Editorial: Lawmakers should approve charity reforms

If the Legislature does its job this spring, it soon will be a lot safer to give to charities in Florida. Adam Putnam, the state agriculture and consumer services commissioner, has proposed significantly tougher regulations for charities and firms that solicit donations for them by phone. Now lawmakers need to approve the reforms and drive out the bad actors who capitalize on Floridians' best intentions.

Putnam's move comes eight months after the Tampa Bay Times and the Center for Investigative Reporting began shining the light on "America's worst charities." Many of those flourished in Florida thanks to lax regulation, enriching themselves and their family members while spending next to nothing on the causes they claim to champion. Now even when charities or the telephone solicitors who raise money for them run afoul of Florida's rules — such as hiring convicted thieves or fraudsters to call potential donors and potentially collect credit card numbers — regulators have struggled to prosecute.

The legislation that Sen. Jeff Brandes, R-St. Petersburg, and Rep. Jim Boyd, R-Bradenton, filed last week at Putnam's request has two key strengths: Dramatically increasing public disclosure of the inner workings of charities and solicitors, and clarifying when the state can shut them down.

But its most important function, Putnam's office believes, is that tougher rules could prevent bad actors from setting up shop here.

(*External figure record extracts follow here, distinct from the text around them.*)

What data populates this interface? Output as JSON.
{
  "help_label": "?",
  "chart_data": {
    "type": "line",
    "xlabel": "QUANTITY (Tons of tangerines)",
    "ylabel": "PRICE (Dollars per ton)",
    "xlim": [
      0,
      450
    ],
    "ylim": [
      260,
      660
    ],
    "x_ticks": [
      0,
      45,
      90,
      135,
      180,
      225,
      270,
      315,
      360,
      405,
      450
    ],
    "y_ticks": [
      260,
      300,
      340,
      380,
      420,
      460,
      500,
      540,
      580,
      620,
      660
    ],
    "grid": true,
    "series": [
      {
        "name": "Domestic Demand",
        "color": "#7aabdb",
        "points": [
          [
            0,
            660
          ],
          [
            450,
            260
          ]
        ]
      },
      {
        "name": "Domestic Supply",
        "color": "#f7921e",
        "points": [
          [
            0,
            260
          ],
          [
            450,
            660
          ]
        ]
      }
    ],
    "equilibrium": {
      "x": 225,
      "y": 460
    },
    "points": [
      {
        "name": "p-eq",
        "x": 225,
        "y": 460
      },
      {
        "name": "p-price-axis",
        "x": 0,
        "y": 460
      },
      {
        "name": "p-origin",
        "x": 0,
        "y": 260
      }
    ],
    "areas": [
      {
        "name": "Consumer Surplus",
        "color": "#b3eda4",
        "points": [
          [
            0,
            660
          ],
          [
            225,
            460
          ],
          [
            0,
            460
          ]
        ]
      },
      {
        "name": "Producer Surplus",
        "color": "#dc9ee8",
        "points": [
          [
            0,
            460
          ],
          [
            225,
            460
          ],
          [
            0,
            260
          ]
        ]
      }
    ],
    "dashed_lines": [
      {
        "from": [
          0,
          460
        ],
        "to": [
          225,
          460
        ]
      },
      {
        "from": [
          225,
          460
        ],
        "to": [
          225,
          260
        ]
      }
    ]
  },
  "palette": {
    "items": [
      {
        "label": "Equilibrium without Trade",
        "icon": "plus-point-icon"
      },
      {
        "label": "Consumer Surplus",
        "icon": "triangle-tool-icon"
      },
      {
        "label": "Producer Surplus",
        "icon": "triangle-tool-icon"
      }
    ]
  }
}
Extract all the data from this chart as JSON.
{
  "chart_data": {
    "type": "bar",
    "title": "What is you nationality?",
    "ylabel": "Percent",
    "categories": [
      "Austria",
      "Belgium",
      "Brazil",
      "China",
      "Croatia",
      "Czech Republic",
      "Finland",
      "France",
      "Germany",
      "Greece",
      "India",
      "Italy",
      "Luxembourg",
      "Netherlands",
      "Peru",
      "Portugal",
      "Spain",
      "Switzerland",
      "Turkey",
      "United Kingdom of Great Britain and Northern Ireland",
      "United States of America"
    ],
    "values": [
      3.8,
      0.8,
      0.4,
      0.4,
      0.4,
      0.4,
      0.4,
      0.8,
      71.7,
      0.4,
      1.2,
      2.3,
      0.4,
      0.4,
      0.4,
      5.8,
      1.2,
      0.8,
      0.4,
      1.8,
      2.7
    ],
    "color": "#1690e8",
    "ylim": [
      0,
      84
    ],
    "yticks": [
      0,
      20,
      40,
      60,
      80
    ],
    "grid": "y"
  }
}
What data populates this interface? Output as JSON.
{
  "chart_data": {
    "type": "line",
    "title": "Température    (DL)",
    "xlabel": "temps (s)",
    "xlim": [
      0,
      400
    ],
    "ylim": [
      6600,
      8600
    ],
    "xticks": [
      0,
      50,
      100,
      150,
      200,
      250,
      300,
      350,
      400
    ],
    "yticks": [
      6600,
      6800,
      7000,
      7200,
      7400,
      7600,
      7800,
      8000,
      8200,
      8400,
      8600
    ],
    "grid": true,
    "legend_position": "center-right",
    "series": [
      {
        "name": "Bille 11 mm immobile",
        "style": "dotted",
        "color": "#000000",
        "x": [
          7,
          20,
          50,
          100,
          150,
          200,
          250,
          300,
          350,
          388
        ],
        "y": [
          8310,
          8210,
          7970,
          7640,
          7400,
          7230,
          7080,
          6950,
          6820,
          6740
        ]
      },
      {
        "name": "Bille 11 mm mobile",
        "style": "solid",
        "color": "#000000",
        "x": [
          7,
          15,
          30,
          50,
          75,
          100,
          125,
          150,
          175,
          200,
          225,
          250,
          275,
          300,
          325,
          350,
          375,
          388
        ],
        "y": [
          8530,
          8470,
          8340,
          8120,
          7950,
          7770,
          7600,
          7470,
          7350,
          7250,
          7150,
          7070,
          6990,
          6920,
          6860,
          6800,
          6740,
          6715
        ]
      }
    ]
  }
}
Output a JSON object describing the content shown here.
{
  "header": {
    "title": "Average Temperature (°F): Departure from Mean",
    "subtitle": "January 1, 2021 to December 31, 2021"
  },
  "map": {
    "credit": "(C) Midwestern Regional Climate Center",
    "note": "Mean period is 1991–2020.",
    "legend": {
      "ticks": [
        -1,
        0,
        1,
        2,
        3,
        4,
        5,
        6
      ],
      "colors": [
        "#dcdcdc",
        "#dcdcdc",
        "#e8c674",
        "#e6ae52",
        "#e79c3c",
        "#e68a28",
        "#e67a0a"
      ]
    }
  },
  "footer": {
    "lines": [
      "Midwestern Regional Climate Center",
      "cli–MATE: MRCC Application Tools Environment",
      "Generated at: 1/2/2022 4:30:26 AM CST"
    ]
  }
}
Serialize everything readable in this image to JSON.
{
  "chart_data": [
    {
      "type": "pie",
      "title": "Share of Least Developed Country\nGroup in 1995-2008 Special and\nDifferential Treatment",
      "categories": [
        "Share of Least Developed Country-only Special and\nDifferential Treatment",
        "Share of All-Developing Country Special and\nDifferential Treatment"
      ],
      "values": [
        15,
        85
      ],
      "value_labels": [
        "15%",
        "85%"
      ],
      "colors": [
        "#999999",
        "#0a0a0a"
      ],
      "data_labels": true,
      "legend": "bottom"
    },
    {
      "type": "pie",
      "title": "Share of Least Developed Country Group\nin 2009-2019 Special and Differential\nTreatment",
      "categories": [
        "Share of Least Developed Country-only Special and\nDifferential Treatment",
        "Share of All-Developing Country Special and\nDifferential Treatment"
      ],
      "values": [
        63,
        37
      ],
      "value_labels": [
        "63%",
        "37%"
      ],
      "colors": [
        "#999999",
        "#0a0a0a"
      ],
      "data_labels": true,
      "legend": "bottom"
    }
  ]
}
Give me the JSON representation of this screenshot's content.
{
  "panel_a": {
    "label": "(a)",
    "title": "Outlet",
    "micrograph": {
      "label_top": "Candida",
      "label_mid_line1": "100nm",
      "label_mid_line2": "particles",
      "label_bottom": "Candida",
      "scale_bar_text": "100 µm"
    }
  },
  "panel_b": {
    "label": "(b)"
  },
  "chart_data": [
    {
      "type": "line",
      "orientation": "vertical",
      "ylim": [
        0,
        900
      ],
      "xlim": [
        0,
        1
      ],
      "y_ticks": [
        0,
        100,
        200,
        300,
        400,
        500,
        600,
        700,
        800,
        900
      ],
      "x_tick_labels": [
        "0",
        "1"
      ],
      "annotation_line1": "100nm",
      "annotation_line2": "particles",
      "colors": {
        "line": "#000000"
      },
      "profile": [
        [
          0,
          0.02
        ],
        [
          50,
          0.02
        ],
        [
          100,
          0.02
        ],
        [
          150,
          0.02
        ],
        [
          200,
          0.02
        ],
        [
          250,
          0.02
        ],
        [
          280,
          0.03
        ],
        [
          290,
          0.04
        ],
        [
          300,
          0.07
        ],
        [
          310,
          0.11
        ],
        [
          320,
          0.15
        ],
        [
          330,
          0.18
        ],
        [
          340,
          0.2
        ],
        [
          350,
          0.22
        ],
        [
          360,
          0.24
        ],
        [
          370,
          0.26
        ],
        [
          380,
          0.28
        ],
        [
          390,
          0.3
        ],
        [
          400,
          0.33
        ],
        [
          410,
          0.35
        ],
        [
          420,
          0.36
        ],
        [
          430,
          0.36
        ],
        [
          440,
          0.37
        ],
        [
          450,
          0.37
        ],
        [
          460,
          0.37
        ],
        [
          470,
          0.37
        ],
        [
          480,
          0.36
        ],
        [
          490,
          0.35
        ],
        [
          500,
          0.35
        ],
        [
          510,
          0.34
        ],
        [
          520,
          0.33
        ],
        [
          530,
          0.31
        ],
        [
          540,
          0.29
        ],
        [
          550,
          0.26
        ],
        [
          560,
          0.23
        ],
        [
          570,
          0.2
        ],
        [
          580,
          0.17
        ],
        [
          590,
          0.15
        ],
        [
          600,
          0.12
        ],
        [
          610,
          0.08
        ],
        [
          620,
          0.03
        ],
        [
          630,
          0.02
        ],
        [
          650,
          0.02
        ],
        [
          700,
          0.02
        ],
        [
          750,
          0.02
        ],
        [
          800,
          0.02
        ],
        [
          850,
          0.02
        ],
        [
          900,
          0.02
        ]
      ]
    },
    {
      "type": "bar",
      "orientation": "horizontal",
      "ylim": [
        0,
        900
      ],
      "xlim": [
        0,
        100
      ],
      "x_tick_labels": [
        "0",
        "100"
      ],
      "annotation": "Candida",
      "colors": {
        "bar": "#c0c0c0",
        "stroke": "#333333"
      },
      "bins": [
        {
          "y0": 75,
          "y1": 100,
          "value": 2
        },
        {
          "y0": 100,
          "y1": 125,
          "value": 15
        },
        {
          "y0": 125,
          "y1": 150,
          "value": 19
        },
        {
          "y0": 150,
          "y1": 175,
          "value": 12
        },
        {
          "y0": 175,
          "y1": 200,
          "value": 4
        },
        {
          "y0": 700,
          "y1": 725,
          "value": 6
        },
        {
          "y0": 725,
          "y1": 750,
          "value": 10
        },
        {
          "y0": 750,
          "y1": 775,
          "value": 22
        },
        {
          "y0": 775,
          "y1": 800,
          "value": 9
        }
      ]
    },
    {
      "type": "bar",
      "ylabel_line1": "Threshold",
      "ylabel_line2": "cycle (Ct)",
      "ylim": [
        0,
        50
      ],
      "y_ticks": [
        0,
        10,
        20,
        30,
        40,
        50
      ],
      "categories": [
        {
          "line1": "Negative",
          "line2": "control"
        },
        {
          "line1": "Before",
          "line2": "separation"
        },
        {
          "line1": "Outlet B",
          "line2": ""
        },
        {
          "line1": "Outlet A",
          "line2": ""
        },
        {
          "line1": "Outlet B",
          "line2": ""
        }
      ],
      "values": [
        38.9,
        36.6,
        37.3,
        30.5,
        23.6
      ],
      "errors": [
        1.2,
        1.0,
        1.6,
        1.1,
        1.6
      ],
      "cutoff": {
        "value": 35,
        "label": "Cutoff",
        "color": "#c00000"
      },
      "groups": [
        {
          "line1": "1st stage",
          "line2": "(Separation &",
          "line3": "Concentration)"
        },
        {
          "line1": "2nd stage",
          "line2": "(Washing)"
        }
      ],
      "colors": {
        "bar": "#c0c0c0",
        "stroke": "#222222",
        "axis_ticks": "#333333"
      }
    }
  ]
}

That would include scammers such as Bobby Thompson, who was convicted in Ohio last month and sentenced to 28 years in prison after the Times first exposed his multi-million-dollar U.S. Navy Veterans Association scam. Charities claiming annual revenues of more than $1 million will be required to undergo an independent financial audit. If less than 25 percent of the proceeds are actually being spent on charity, the group will have to detail how it is spending its money and with whom — including identifying any familial connections. Charities that evoke a national or international tragedy to solicit money will have to file quarterly rather than annual reports.

The state also would require more disclosure by professional solicitors — telemarketing firms that dial for donations on charities' behalf. Before a single call is made to ask for money, the firm would have to provide a copy of the solicitation script, the locations and phone numbers from which the calls would be made, and details about what percentage of funds raised actually flow to the charity. While now solicitors are on the honor system to not hire felons, the state would require a $100 licensing fee and background check for each employee who calls the public for donations.

Finally, much of the new information the state collects will flow to an online database, enabling Floridians to investigate a charity before giving. Those without computer access could call the state's consumer services hotline at 1-800-Help-Fla.

It would be naive to think these changes would root out every unscrupulous actor in Florida. But Putnam's proposal gives regulators more tools and the donating public far more information. Senate President Don Gaetz and House Speaker Will Weatherford should make this legislation a priority.